闫鑫大喜过望,向邢鹤鸣叩谢后便风风火火地赶去永巷,将瑶荷接出来。他们在内侍省候了半晌,邢鹤鸣一回来,便过来叩拜谢恩。
邢鹤鸣受了瑶荷的拜,问她今后作何打算。
瑶荷回道:“罪婢幸得省监大恩赦免,恩德未报,哪里敢自作主张决定来去?罪婢今后全凭省监安排。”

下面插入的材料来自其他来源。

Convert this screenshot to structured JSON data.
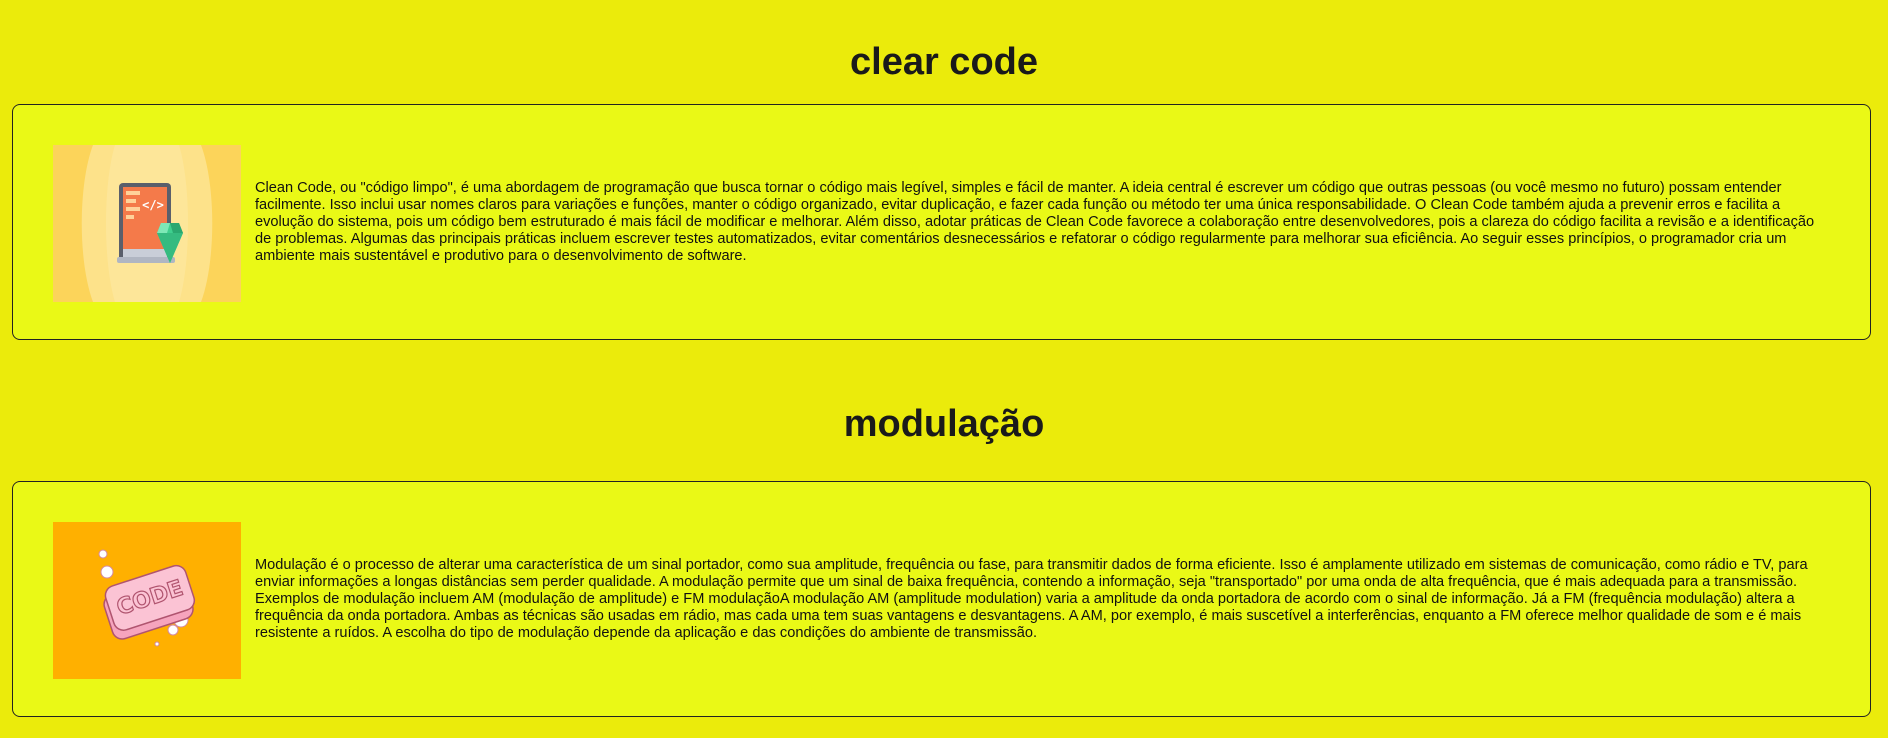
{
  "sections": [
    {
      "title": "clear code",
      "image_icon": "tablet-code-gem-illustration",
      "text": "Clean Code, ou \"código limpo\", é uma abordagem de programação que busca tornar o código mais legível, simples e fácil de manter. A ideia central é escrever um código que outras pessoas (ou você mesmo no futuro) possam entender facilmente. Isso inclui usar nomes claros para variações e funções, manter o código organizado, evitar duplicação, e fazer cada função ou método ter uma única responsabilidade. O Clean Code também ajuda a prevenir erros e facilita a evolução do sistema, pois um código bem estruturado é mais fácil de modificar e melhorar. Além disso, adotar práticas de Clean Code favorece a colaboração entre desenvolvedores, pois a clareza do código facilita a revisão e a identificação de problemas. Algumas das principais práticas incluem escrever testes automatizados, evitar comentários desnecessários e refatorar o código regularmente para melhorar sua eficiência. Ao seguir esses princípios, o programador cria um ambiente mais sustentável e produtivo para o desenvolvimento de software."
    },
    {
      "title": "modulação",
      "image_icon": "code-soap-bar-illustration",
      "image_text": "CODE",
      "text": "Modulação é o processo de alterar uma característica de um sinal portador, como sua amplitude, frequência ou fase, para transmitir dados de forma eficiente. Isso é amplamente utilizado em sistemas de comunicação, como rádio e TV, para enviar informações a longas distâncias sem perder qualidade. A modulação permite que um sinal de baixa frequência, contendo a informação, seja \"transportado\" por uma onda de alta frequência, que é mais adequada para a transmissão. Exemplos de modulação incluem AM (modulação de amplitude) e FM modulaçãoA modulação AM (amplitude modulation) varia a amplitude da onda portadora de acordo com o sinal de informação. Já a FM (frequência modulação) altera a frequência da onda portadora. Ambas as técnicas são usadas em rádio, mas cada uma tem suas vantagens e desvantagens. A AM, por exemplo, é mais suscetível a interferências, enquanto a FM oferece melhor qualidade de som e é mais resistente a ruídos. A escolha do tipo de modulação depende da aplicação e das condições do ambiente de transmissão."
    }
  ],
  "colors": {
    "page_background": "#ebeb0b",
    "card_background": "#eaf916",
    "card_border": "#222222"
  }
}
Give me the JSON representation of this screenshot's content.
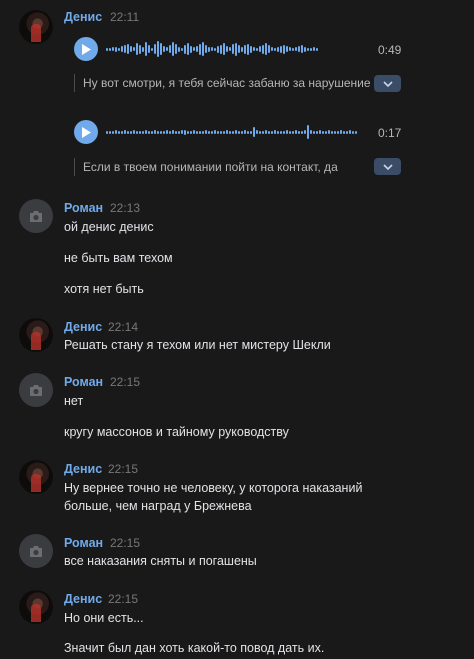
{
  "messages": [
    {
      "author": "Денис",
      "time": "22:11",
      "voice": [
        {
          "duration": "0:49",
          "transcript": "Ну вот смотри, я тебя сейчас забаню за нарушение"
        },
        {
          "duration": "0:17",
          "transcript": "Если в твоем понимании пойти на контакт, да"
        }
      ]
    },
    {
      "author": "Роман",
      "time": "22:13",
      "lines": [
        "ой денис денис",
        "не быть вам техом",
        "хотя нет быть"
      ]
    },
    {
      "author": "Денис",
      "time": "22:14",
      "lines": [
        "Решать стану я техом или нет мистеру Шекли"
      ]
    },
    {
      "author": "Роман",
      "time": "22:15",
      "lines": [
        "нет",
        "кругу массонов и тайному руководству"
      ]
    },
    {
      "author": "Денис",
      "time": "22:15",
      "lines": [
        "Ну вернее точно не человеку, у которога наказаний",
        "больше, чем наград у Брежнева"
      ]
    },
    {
      "author": "Роман",
      "time": "22:15",
      "lines": [
        "все наказания сняты и погашены"
      ]
    },
    {
      "author": "Денис",
      "time": "22:15",
      "lines": [
        "Но они есть...",
        "Значит был дан хоть какой-то повод дать их."
      ]
    }
  ],
  "icons": {
    "play": "play-icon",
    "chevron": "chevron-down-icon",
    "camera": "camera-icon"
  },
  "colors": {
    "accent": "#71aaeb",
    "background": "#19191a",
    "text": "#e1e3e6",
    "muted": "#76787a"
  }
}
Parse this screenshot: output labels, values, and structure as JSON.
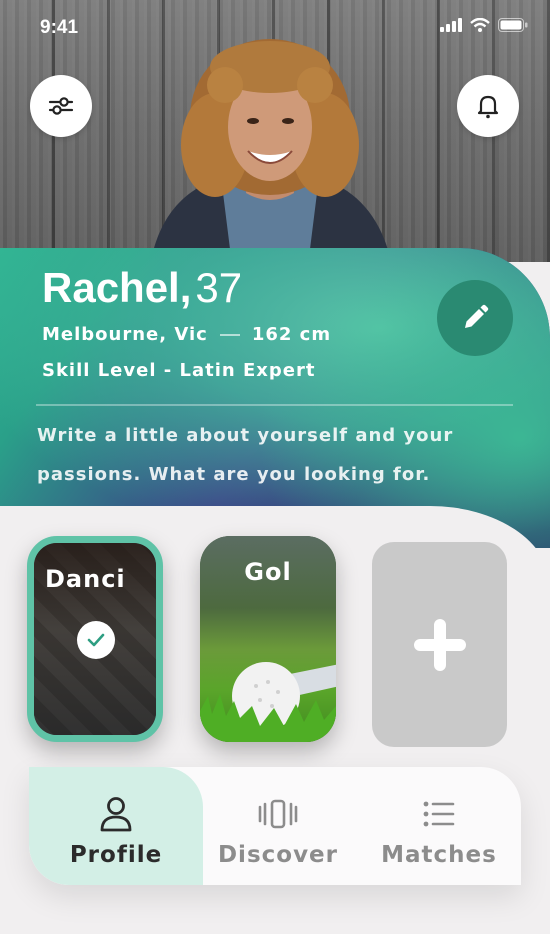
{
  "status_bar": {
    "time": "9:41"
  },
  "profile": {
    "name": "Rachel,",
    "age": "37",
    "location": "Melbourne, Vic",
    "height": "162 cm",
    "skill": "Skill Level - Latin Expert",
    "bio": "Write a little about yourself and your passions. What are you looking for."
  },
  "interests": [
    {
      "label": "Danci",
      "selected": true
    },
    {
      "label": "Gol",
      "selected": false
    }
  ],
  "nav": {
    "items": [
      {
        "label": "Profile",
        "icon": "person-icon",
        "active": true
      },
      {
        "label": "Discover",
        "icon": "cards-icon",
        "active": false
      },
      {
        "label": "Matches",
        "icon": "list-icon",
        "active": false
      }
    ]
  },
  "colors": {
    "accent": "#5fc3a7",
    "edit_button": "#2a8a72",
    "nav_active_bg": "#d3efe6",
    "nav_inactive_text": "#8c8c8c"
  }
}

邢鹤鸣看了看她略显憔悴的脸色,道:“你先养一段时日吧,到时候曹尚寝会安排你去处。”
闫鑫与瑶荷谢恩告退。
到了外间,闫鑫小声问:“你有地方住么?”
瑶荷听出了闫鑫话里意思,羞涩地低下头,却只道:“我这就去拜见曹尚寝,她自然会为我安排新的住处。”
闫鑫露出失望之色,无精打采地道:“说的也是。”
瑶荷没好气地瞟了他一眼,偏这傻子看着别处,没接着这一眼。
两人无言地走出一段,闫鑫又道:“瑶荷,多谢你。”
瑶荷讶然:“谢我做什么?”
“那时候,你没把我供出来。”
华霓玉吩咐瑶荷弄坏栏杆,瑶荷因为害怕,私底下找他商量,而他却将此事泄密给了华忆秋,这才有之后的锦池落水一事。事实上,栏杆就是他暗中弄坏的。
若是当时瑶荷把他供出来,华忆秋的罪证就更加确凿了,但他也逃不过责罚,被打得半死恐怕还算是好的结果了。